After adjusting the baseline parameters of 4-2 and getting some accuracy, I first submitted one NN model and Akiyama's baseline model average ensemble.
※Public LB
NN alone: 0.96696
LGBM alone: 0.96636
Average Ensembling : 0.96738
It is an unexpected improvement in accuracy. Since the algorithms of NN and GBDT are completely different, it is considered that the score has increased significantly. At that time, I was ranked number one in Butchigiri.
4-6.Pseudo Labeling On the second day (final day), we implemented Pseudo Labeling explained in 3. Theory. There may have been a quicker way to improve accuracy, but I could only think of this ...
Before implementation of Pseudo Labeling Average Ensemble Score: Private: 0.96753 Public: 0.96761 After implementing Pseudo Labeling Average Ensemble Score: ** Private: 0.96761 ** Public: 0.96768
In the end, I chose these two as the final submission. As a result, the latter became the winning model.
4-7.Pipeline
Excuse me for the PowerPoint slides, but I ended up with the following pipeline.
The Pipeline-2 part simply refers to the implementation of Pseudo Labeling. Finally, the average values of the four models of Pipeline-1 and the models trained using the Pseudo Labeling data of Pipeline-2 were taken.
Won. (Have you ever won a championship in your life ...?) As for the method, I feel that I have done it perfectly, and I have a sense of accomplishment. On the second day, I was always in first place and worried that I wouldn't be overtaken, so I felt more relieved than happy ...

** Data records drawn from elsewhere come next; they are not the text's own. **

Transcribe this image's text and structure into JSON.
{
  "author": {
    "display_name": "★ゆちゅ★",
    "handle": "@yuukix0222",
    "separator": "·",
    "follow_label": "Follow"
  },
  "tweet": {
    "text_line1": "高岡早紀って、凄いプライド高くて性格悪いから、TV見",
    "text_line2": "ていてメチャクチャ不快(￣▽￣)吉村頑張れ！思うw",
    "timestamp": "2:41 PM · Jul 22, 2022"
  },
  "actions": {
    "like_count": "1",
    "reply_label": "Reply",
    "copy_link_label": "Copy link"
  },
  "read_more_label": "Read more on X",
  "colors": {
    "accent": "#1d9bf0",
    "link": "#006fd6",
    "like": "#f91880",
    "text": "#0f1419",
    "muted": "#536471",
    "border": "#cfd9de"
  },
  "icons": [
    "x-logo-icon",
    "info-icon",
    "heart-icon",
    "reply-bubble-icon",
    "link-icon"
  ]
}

Since this is a private contest, I will refrain from raising the solution of other people. Another thing I wanted to try is from the top ・ Creation of features ・ Cat boost ・ Hyperparameter adjustment of NN model It's like that. If kaggle actually held a competition with this data, my score would be below the bronze medal, so I think there is still room for improvement.
Thank you to all the organizers, including the Osaka University AI & Machine learning Society (AIMS), the presenters on the first day, and the contest participants! I hope my solution is helpful as much as possible.